Les quelques récentes créations exposées ci-dessus montrent que la technologie n’est pas uniquement un phénomène de mode. Pas à pas, elle s’immisce dans les processus de production et dans tous types de domaines. Pour preuve que la technologie se répand, le cabinet américain Gartner, spécialisé dans les études de marché, a livré une première analyse du secteur de l’impression 3D en 2016. Selon Gartner, les ventes d’imprimantes 3D ont été deux fois plus importantes en 2016 par rapport à 2015. Le cabinet voit la croissance du marché particulièrement dans le domaine des imprimantes 3D professionnelles. Il localise cette croissance en Amérique du Nord et en Europe de l’Ouest, mais voit aussi la Chine et l’Asie/Pacifique avancer sur ce marché. Pour l’Institut français Xerfi, qui a publié une étude sur l’impression 3D en France et dans le monde en juillet 2016, le marché devrait croître de 25 % par an jusqu’en 2020 et être de plus en plus concurrentiel.

Aurelia Ricciardi

«Imprimer le monde », l’impression 3D s’expose au Centre Pompidou

La Collection « BC-AD » des designers Dov Ganchrow et Ami Drach représente des outils préhistoriques revisités. Les poignées ont été réalisées grâce à l’impression 3D.

Jusqu’au 19 juin 2017 au Centre Pompidou à Paris se déroule l’exposition Imprimer le monde qui propose un regard singulier sur les dernières mutations artistiques. L’exposition se focalise sur l’impression 3D et l’influence qu’elle a dans différents domaines. Le Centre Pompidou propose ainsi une prospective et montre l’interaction des technologies numériques avec la création, notamment dans le domaine de l’architecture et du design. Plus de 30 artistes, designers et architectes y exposent leurs créations imprimées en 3D comme outil critique d’expérimentation.

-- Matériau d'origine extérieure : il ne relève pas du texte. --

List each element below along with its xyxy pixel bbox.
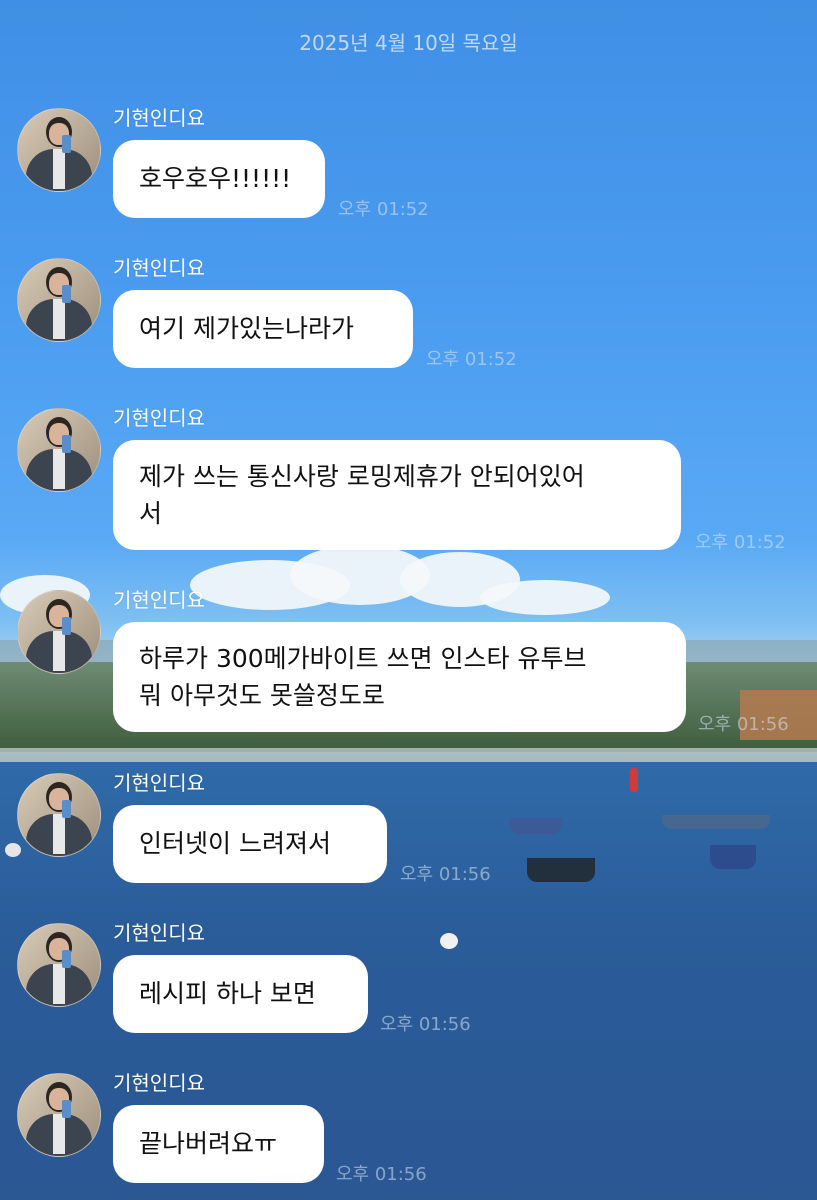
sender-name: 기현인디요 (113, 1071, 205, 1095)
sender-name: 기현인디요 (113, 106, 205, 130)
avatar[interactable] (17, 773, 101, 857)
avatar[interactable] (17, 1073, 101, 1157)
message-bubble[interactable]: 하루가 300메가바이트 쓰면 인스타 유투브 뭐 아무것도 못쓸정도로 (113, 622, 686, 732)
message-time: 오후 01:56 (400, 864, 491, 885)
avatar[interactable] (17, 590, 101, 674)
sender-name: 기현인디요 (113, 256, 205, 280)
message-bubble[interactable]: 레시피 하나 보면 (113, 955, 368, 1033)
sender-name: 기현인디요 (113, 921, 205, 945)
sender-name: 기현인디요 (113, 588, 205, 612)
avatar[interactable] (17, 408, 101, 492)
message-time: 오후 01:56 (698, 714, 789, 735)
message-time: 오후 01:52 (695, 532, 786, 553)
message-time: 오후 01:56 (380, 1014, 471, 1035)
message-time: 오후 01:52 (426, 349, 517, 370)
avatar[interactable] (17, 923, 101, 1007)
sender-name: 기현인디요 (113, 771, 205, 795)
avatar[interactable] (17, 258, 101, 342)
message-bubble[interactable]: 제가 쓰는 통신사랑 로밍제휴가 안되어있어 서 (113, 440, 681, 550)
sender-name: 기현인디요 (113, 406, 205, 430)
date-header: 2025년 4월 10일 목요일 (299, 31, 518, 55)
message-bubble[interactable]: 호우호우!!!!!! (113, 140, 325, 218)
message-time: 오후 01:56 (336, 1164, 427, 1185)
message-bubble[interactable]: 인터넷이 느려져서 (113, 805, 387, 883)
message-time: 오후 01:52 (338, 199, 429, 220)
message-bubble[interactable]: 여기 제가있는나라가 (113, 290, 413, 368)
message-bubble[interactable]: 끝나버려요ㅠ (113, 1105, 324, 1183)
avatar[interactable] (17, 108, 101, 192)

Une approche qui laisse entrevoir comment l’impression 3D influence la production et comment elle a été intégrée au design. Parmi les artistes, on retrouve le designer hollandais Joris Laarman qui a conçu un pont d’acier imprimé en 3D à Amsterdam ; Mathis Bengtsson qui a fabriqué la première table en titane grâce à la fabrication additive ou encore l’artiste Dirk Vander Kooij qui fabrique des objets avec du plastique recyclé.